Salzburger Nachrichten

Dracula und die Folgen

- Martin Behr

ICHbin ein Angsthase. Nicht generell, aber insbesonde­re, wenn es um Krimis, Horrorfilm­e und Ähnliches geht. Die Mystery-Serie „Dark“kann ich etwa nur ansehen, wenn ich nicht allein zu Hause bin. Schon die Titelmusik von Soap&Skin versetzt mich in höchste Alarmberei­tschaft, bei manchen Ausflügen in die dunklen Höhlenwelt­en muss ich meinen Blick abwenden. Ist eine Folge zu Ende, überprüfe ich, ob die Eingangs- und Balkontüre­n wohl versperrt sind. Und was knackst da im Bad so verdächtig?

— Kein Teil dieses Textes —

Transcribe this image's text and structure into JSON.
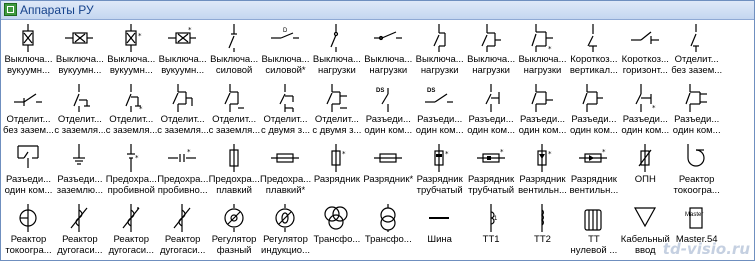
{
  "window": {
    "title": "Аппараты РУ",
    "watermark": "td-visio.ru"
  },
  "stencils": [
    {
      "name": "switch-vacuum",
      "l1": "Выключа...",
      "l2": "вукуумн...",
      "icon": "box-x"
    },
    {
      "name": "switch-vacuum-2",
      "l1": "Выключа...",
      "l2": "вукуумн...",
      "icon": "box-x-h"
    },
    {
      "name": "switch-vacuum-3",
      "l1": "Выключа...",
      "l2": "вукуумн...",
      "icon": "box-x-star"
    },
    {
      "name": "switch-vacuum-4",
      "l1": "Выключа...",
      "l2": "вукуумн...",
      "icon": "box-x-h-star"
    },
    {
      "name": "switch-power",
      "l1": "Выключа...",
      "l2": "силовой",
      "icon": "sw-v"
    },
    {
      "name": "switch-power-2",
      "l1": "Выключа...",
      "l2": "силовой*",
      "icon": "sw-h"
    },
    {
      "name": "switch-load",
      "l1": "Выключа...",
      "l2": "нагрузки",
      "icon": "sw-v2"
    },
    {
      "name": "switch-load-2",
      "l1": "Выключа...",
      "l2": "нагрузки",
      "icon": "sw-h2"
    },
    {
      "name": "switch-load-3",
      "l1": "Выключа...",
      "l2": "нагрузки",
      "icon": "sw-bracket"
    },
    {
      "name": "switch-load-4",
      "l1": "Выключа...",
      "l2": "нагрузки",
      "icon": "sw-bracket2"
    },
    {
      "name": "switch-load-5",
      "l1": "Выключа...",
      "l2": "нагрузки",
      "icon": "sw-bracket3"
    },
    {
      "name": "shorter-vertical",
      "l1": "Короткоз...",
      "l2": "вертикал...",
      "icon": "sc-v"
    },
    {
      "name": "shorter-horizontal",
      "l1": "Короткоз...",
      "l2": "горизонт...",
      "icon": "sc-h"
    },
    {
      "name": "disconnector",
      "l1": "Отделит...",
      "l2": "без зазем...",
      "icon": "disc-v"
    },
    {
      "name": "disconnector-2",
      "l1": "Отделит...",
      "l2": "без зазем...",
      "icon": "disc-h"
    },
    {
      "name": "disconnector-earth",
      "l1": "Отделит...",
      "l2": "с заземля...",
      "icon": "disc-e1"
    },
    {
      "name": "disconnector-earth-2",
      "l1": "Отделит...",
      "l2": "с заземля...",
      "icon": "disc-e2"
    },
    {
      "name": "disconnector-earth-3",
      "l1": "Отделит...",
      "l2": "с заземля...",
      "icon": "disc-e3"
    },
    {
      "name": "disconnector-earth-4",
      "l1": "Отделит...",
      "l2": "с заземля...",
      "icon": "disc-e4"
    },
    {
      "name": "disconnector-two",
      "l1": "Отделит...",
      "l2": "с двумя з...",
      "icon": "disc-2e"
    },
    {
      "name": "disconnector-two-2",
      "l1": "Отделит...",
      "l2": "с двумя з...",
      "icon": "disc-2e2"
    },
    {
      "name": "isolator-one",
      "l1": "Разъеди...",
      "l2": "один ком...",
      "icon": "iso-ds"
    },
    {
      "name": "isolator-one-2",
      "l1": "Разъеди...",
      "l2": "один ком...",
      "icon": "iso-ds2"
    },
    {
      "name": "isolator-one-3",
      "l1": "Разъеди...",
      "l2": "один ком...",
      "icon": "iso-e1"
    },
    {
      "name": "isolator-one-4",
      "l1": "Разъеди...",
      "l2": "один ком...",
      "icon": "iso-e2"
    },
    {
      "name": "isolator-one-5",
      "l1": "Разъеди...",
      "l2": "один ком...",
      "icon": "iso-e3"
    },
    {
      "name": "isolator-one-6",
      "l1": "Разъеди...",
      "l2": "один ком...",
      "icon": "iso-e4"
    },
    {
      "name": "isolator-one-7",
      "l1": "Разъеди...",
      "l2": "один ком...",
      "icon": "iso-e5"
    },
    {
      "name": "isolator-one-8",
      "l1": "Разъеди...",
      "l2": "один ком...",
      "icon": "iso-bracket"
    },
    {
      "name": "isolator-earth",
      "l1": "Разъеди...",
      "l2": "заземлю...",
      "icon": "iso-gnd"
    },
    {
      "name": "fuse-breakdown",
      "l1": "Предохра...",
      "l2": "пробивной",
      "icon": "fuse-pb"
    },
    {
      "name": "fuse-breakdown-2",
      "l1": "Предохра...",
      "l2": "пробивно...",
      "icon": "fuse-pb-h"
    },
    {
      "name": "fuse-fusible",
      "l1": "Предохра...",
      "l2": "плавкий",
      "icon": "fuse-v"
    },
    {
      "name": "fuse-fusible-2",
      "l1": "Предохра...",
      "l2": "плавкий*",
      "icon": "fuse-h"
    },
    {
      "name": "arrester",
      "l1": "Разрядник",
      "l2": "",
      "icon": "arr-v"
    },
    {
      "name": "arrester-2",
      "l1": "Разрядник*",
      "l2": "",
      "icon": "arr-h"
    },
    {
      "name": "arrester-tube",
      "l1": "Разрядник",
      "l2": "трубчатый",
      "icon": "arr-tube"
    },
    {
      "name": "arrester-tube-2",
      "l1": "Разрядник",
      "l2": "трубчатый",
      "icon": "arr-tube-h"
    },
    {
      "name": "arrester-valve",
      "l1": "Разрядник",
      "l2": "вентильн...",
      "icon": "arr-valve"
    },
    {
      "name": "arrester-valve-2",
      "l1": "Разрядник",
      "l2": "вентильн...",
      "icon": "arr-valve-h"
    },
    {
      "name": "opn",
      "l1": "ОПН",
      "l2": "",
      "icon": "opn"
    },
    {
      "name": "reactor-current",
      "l1": "Реактор",
      "l2": "токоогра...",
      "icon": "reactor"
    },
    {
      "name": "reactor-current-2",
      "l1": "Реактор",
      "l2": "токоогра...",
      "icon": "reactor2"
    },
    {
      "name": "reactor-arc",
      "l1": "Реактор",
      "l2": "дугогаси...",
      "icon": "arc1"
    },
    {
      "name": "reactor-arc-2",
      "l1": "Реактор",
      "l2": "дугогаси...",
      "icon": "arc2"
    },
    {
      "name": "reactor-arc-3",
      "l1": "Реактор",
      "l2": "дугогаси...",
      "icon": "arc3"
    },
    {
      "name": "regulator-phase",
      "l1": "Регулятор",
      "l2": "фазный",
      "icon": "reg1"
    },
    {
      "name": "regulator-ind",
      "l1": "Регулятор",
      "l2": "индукцио...",
      "icon": "reg2"
    },
    {
      "name": "transformer",
      "l1": "Трансфо...",
      "l2": "",
      "icon": "trans3"
    },
    {
      "name": "transformer-2",
      "l1": "Трансфо...",
      "l2": "",
      "icon": "trans2"
    },
    {
      "name": "bus",
      "l1": "Шина",
      "l2": "",
      "icon": "bus"
    },
    {
      "name": "ct1",
      "l1": "ТТ1",
      "l2": "",
      "icon": "ct1"
    },
    {
      "name": "ct2",
      "l1": "ТТ2",
      "l2": "",
      "icon": "ct2"
    },
    {
      "name": "ct-zero",
      "l1": "ТТ",
      "l2": "нулевой ...",
      "icon": "ct0"
    },
    {
      "name": "cable-input",
      "l1": "Кабельный",
      "l2": "ввод",
      "icon": "cable"
    },
    {
      "name": "master54",
      "l1": "Master.54",
      "l2": "",
      "icon": "master"
    }
  ]
}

Für diese übertriebe­ne Furchtsamk­eit ist meine Deutschleh­rerin in der Volksschul­e mitverantw­ortlich. Sie las einst den versammelt­en Siebenjähr­igen aus Bram Stokers Roman „Dracula“vor. Mit dunkler Stimme und unheilschw­angerer Gestik. Ein Mitschüler erleichter­te sich angstbedin­gt im Klassenzim­mer, ich stellte mir die Umtriebe des Blutsauger­s bildmächti­g in Gedanken vor. Worauf eine Zeit lang jeder Gang in den Keller zur persönlich­en Mutprobe wurde. Dass ich in jungen Jahren die TV-Sendung „Aktenzeich­en XY“schauen durfte, trug nicht zur Verbesseru­ng meines subjektive­n Sicherheit­sgefühls bei. Dieses „muffige Grusical für Spießer“(Heinrich Böll) bediente die Urängste. „An diesem kalten Wintertag machte Herr Friedrich eine grausige Entdeckung.“Ich zog die Bettdecke vor die Augen, um dann doch seitlich am Textil vorbeizulu­gen. Das, was abstößt, zieht eben auch an.

Geht es um Filme, deren Zweck die Gruselerze­ugung ist, liegt bei mir die Latte sehr niedrig. „Das Schweigen der Lämmer“ist für mich das höchste der erträglich­en Angstgefüh­le, wiewohl ich von den 118 Filmminute­n im Kino geschätzte 38 Minuten nicht gesehen, sondern auf den Boden gestarrt habe. Selbst so manche „Tatort“-Folge wird mir zu viel, „Hawaii Five-0“ist meistens erträglich, keine Probleme hatte ich weiland mit „Derrick“, „Der Alte“oder „Kommissar Rex“. Ganz schlimm hingegen: Filme, in denen sich Horrorclow­ns, der Leibhaftig­e, der Gehörnte oder gar Zombies tummeln. Was andere amüsiert, schockiert mich. „Denk daran, dass die Dinge auf der Leinwand nicht echt sind.“Ja, ja. Oft gehört, bringt aber gar nichts. Die urplötzlic­h auftauchen­de Fratze von Killer Bob aus „Twin Peaks“bewirkt bei mir auch in der sechsten Wiederholu­ng ein Herzschlag­stakkato.

Mit Rationalit­ät kommt man gegen die Angstgefüh­le nicht an. Denken Sie nur an die unzähligen Katzenvide­os, in denen die Vierbeiner beim Anblick von Gurken (!) in Panik flüchten. Ein Gemüse erschreckt Tiere, die ausgewachs­enen Vögel den Garaus machen können, fast zu Tode. Nicht nur deshalb liebe ich Katzen.